On ignore ainsi le degré de gravité de ses blessures, on ne sait pas si ses fils ou neveux, qui commandent la garde républicaine et contrôlent les agences de renseignement et de sécurité du pays, font partie des 35 personnes de l’entourage du chef de l’Etat qui ont atterri samedi à Ryad.
« Tout ce que l’on sait, c’est que le moment est très dangereux », résume à Sanaa l’analyste politique Sali Seif Hassan.
Deux scénarios sont à envisager, ajoute-t-il.
Le premier est que les proches du président se précipiteront pour combler le vide laissé par Saleh à la tête de l’Etat, ce qui conduira à de nouveaux combats entre forces loyalistes et milices tribales et renforcera le risque de guerre civile.
Le deuxième est que l’Arabie saoudite a peut-être obtenu un accord qui permettra à Saleh de renoncer au pouvoir tout en sauvant la face.
L’issue de la crise dépend en grande partie de la manière dont le puissant voisin saoudien prendra position dans les heures et les jours qui viennent.
LE RÔLE CRUCIAL DE RYAD
Premier bailleur de fonds du Yémen, Ryad finance le gouvernement de Saleh, approvisionne l’armée et subventionne les hôpitaux.
Le premier exportateur mondial de pétrole partage une frontière de 1.500 km avec le Yémen et soutenait jusque récemment le régime du président Saleh afin de lutter contre Al Qaïda dans la péninsule arabique (Aqpa).
Quand il est devenu clair, en avril, que les manifestants antigouvernementaux ne renonceraient pas à leur exigence d’un départ du chef de l’Etat, Ryad et ses voisins du Golfe ont mis au point un plan de sortie de crise. Mais Saleh a refusé à trois reprises de le signer.
Pourtant, l’Arabie saoudite, qui finance également des tribus pour combattre Al Qaïda, n’a toujours pas pris la décision capitale de couper les fonds, sans doute par crainte de laisser le pouvoir vacant, avec l’incertitude qui en découle.
Khalid al Dakhil, analyste saoudien, est persuadé que Saleh ne se serait pas rendu en Arabie saoudite s’il n’avait pas eu l’intention de chercher une sortie.
« Le président du parlement, le Premier ministre et le président sont ici, donc dans les faits, tout le gouvernement est là », souligne Dakhil. « Cela facilitera un arrangement. »
TENTATIVE D’ASSASSINAT
Comme Saleh, le Premier ministre, les présidents des deux chambres du parlement et deux vice-premier ministres ont été blessés dans l’attaque à la roquette, remarquable de précision.
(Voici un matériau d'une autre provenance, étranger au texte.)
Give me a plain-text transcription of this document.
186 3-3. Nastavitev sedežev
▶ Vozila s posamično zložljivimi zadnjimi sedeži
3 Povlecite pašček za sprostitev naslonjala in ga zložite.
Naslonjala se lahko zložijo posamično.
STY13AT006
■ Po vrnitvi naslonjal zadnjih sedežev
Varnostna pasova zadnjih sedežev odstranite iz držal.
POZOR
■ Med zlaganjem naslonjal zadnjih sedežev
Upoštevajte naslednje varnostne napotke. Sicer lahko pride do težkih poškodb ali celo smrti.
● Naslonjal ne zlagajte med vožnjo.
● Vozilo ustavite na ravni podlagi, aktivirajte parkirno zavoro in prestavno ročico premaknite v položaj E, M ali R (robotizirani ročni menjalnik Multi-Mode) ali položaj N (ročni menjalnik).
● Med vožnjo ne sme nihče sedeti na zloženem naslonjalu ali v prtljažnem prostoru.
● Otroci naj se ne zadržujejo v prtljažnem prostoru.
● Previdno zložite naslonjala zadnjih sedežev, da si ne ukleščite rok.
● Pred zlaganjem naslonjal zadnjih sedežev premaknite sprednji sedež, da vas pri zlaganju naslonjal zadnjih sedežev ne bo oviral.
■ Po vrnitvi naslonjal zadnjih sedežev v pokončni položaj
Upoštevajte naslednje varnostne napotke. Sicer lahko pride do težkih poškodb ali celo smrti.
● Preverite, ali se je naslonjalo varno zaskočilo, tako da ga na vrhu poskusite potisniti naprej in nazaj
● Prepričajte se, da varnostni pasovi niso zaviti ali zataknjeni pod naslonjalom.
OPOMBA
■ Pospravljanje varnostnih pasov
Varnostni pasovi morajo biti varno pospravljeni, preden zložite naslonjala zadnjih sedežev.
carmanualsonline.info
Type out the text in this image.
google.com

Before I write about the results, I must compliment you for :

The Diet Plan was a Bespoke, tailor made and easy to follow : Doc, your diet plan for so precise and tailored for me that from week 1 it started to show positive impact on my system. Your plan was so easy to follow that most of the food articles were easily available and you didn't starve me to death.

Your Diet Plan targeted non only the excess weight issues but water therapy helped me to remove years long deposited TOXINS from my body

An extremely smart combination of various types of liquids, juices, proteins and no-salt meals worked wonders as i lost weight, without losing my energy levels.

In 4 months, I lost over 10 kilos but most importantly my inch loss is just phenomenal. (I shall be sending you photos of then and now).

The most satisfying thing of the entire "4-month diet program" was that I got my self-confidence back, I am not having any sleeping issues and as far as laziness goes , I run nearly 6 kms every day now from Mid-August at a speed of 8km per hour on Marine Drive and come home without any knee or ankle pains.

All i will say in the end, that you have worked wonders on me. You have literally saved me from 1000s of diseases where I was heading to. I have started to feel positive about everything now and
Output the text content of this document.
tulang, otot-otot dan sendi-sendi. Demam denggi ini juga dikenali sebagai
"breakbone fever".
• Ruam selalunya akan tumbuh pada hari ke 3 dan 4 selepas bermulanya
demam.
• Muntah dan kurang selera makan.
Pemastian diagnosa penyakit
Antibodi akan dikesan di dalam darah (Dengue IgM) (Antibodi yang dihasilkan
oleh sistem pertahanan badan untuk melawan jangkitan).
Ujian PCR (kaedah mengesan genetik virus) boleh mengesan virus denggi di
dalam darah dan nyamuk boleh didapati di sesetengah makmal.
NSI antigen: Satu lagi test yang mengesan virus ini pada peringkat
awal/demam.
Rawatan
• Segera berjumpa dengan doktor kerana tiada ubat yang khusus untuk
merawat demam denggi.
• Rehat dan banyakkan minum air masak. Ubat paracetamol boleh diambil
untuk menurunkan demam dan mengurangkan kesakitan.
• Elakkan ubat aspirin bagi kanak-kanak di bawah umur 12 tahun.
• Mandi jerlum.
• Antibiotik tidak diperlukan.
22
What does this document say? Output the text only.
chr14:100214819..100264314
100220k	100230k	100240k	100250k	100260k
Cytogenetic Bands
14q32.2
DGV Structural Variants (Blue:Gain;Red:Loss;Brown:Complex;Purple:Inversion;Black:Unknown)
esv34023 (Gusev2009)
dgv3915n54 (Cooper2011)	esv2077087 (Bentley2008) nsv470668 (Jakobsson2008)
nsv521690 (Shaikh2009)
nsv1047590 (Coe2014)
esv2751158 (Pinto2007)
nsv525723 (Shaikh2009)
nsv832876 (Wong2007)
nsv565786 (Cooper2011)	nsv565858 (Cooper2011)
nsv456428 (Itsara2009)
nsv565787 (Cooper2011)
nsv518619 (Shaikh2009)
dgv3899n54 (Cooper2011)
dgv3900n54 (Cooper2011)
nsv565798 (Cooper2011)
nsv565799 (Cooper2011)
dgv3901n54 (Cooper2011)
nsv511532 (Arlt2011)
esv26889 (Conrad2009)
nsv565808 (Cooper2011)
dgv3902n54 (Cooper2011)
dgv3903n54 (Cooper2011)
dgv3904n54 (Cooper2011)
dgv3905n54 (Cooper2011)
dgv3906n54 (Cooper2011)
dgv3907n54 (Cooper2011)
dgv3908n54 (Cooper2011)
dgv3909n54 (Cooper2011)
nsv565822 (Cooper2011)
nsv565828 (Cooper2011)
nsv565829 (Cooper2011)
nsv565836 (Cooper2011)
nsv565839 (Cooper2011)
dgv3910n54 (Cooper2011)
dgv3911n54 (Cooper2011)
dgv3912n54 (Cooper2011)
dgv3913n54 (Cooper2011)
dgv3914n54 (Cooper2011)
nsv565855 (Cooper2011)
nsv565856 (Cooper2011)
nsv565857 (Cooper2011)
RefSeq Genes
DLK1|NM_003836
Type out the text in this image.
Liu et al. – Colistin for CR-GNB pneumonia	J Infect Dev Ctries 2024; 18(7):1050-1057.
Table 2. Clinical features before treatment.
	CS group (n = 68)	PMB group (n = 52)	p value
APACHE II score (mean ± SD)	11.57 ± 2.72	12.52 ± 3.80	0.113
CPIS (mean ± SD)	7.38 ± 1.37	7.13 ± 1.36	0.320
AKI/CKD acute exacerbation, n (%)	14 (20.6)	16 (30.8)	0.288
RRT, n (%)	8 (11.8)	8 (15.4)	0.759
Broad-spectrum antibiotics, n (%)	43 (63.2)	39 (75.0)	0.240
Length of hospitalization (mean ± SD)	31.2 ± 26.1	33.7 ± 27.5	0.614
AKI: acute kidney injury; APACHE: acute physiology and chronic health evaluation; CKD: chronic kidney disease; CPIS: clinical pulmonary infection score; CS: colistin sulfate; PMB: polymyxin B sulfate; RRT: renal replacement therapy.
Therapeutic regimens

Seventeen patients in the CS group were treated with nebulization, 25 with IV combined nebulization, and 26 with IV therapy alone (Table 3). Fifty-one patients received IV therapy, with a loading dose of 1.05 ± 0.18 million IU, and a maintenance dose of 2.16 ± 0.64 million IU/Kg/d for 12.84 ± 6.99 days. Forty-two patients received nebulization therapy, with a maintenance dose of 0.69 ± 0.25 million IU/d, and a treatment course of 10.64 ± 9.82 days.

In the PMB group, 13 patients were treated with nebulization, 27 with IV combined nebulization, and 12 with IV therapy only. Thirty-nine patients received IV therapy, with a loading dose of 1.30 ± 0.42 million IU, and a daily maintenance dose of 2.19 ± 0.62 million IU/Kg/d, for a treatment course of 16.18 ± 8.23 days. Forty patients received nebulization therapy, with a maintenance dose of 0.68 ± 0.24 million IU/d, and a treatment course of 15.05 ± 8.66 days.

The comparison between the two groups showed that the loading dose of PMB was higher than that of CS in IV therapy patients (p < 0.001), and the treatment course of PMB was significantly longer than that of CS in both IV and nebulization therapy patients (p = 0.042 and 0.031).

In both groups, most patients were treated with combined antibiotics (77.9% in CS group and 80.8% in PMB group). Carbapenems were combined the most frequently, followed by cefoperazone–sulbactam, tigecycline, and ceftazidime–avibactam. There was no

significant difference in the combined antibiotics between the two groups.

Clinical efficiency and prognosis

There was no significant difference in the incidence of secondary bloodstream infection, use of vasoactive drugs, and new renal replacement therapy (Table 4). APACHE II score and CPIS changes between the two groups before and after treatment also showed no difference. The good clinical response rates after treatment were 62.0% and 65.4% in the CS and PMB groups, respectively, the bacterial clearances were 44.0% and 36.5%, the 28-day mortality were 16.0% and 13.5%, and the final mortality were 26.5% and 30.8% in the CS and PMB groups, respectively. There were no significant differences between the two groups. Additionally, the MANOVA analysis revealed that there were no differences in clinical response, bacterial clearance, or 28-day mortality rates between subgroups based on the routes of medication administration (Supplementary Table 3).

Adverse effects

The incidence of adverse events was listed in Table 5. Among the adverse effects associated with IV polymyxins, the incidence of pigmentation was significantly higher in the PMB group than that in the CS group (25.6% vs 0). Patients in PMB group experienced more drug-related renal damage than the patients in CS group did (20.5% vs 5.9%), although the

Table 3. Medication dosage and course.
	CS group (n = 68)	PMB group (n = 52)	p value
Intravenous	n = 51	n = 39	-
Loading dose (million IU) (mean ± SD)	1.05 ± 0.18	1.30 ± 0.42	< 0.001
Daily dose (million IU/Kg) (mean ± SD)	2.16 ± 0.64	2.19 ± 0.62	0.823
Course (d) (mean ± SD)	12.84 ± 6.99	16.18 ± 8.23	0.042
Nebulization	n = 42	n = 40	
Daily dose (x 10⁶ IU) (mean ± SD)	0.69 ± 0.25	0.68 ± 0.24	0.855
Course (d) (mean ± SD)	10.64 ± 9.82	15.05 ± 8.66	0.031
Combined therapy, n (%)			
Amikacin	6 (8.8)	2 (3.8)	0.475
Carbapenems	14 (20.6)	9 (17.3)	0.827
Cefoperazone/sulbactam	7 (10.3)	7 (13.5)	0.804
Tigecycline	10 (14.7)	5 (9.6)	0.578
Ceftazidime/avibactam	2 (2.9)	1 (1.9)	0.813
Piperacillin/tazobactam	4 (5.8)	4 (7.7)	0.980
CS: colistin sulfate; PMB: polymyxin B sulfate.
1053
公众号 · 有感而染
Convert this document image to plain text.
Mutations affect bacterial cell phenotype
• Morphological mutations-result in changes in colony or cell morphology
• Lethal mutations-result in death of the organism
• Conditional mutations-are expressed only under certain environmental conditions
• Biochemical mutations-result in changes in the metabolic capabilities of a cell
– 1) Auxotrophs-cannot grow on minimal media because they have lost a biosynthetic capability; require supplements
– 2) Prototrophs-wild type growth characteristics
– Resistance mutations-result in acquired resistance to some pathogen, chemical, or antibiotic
Tous étaient réunis dans une mosquée à l’intérieur du complexe présidentiel et seule une information fournie par une personne à l’intérieur a pu aider à les localiser, estiment les analystes de la société d’analyse géopolitique Stratfor.
En d’autres termes, il s’agit d’une tentative d’assassinat.
« Ce n’est pas l’oeuvre des tribus, mais des militaires, soutenus par des membres du régime présumés proches de Saleh », affirment-ils.
« Pour cette raison, Stratfor soupçonne que l’opposant le plus redoutable au sein de l’armée, le général Ali Mohsen al Ahmar, qui a été très discret au cours des derniers jours et suscite un grand respect au sein de la vieille garde, soit impliqué dans cette apparente tentative de coup d’Etat. »
Ali Mohsen, avec d’autres généraux, a rallié l’opposition à Saleh le 21 mars, après la mort de 52 manifestants abattus par des tireurs sur une place de Sanaa.
La réaction au départ en Arabie de Saleh, celle des généraux renégats, des tribus et des manifestants antigouvernementaux, pourrait jouer un rôle déterminant dans la suite des événements.
En l’absence de violence, l’Arabie saoudite pourrait se convaincre qu’un départ définitif du chef de l’Etat serait le meilleur moyen pour le Yémen de retrouver un semblant de calme et de stabilité.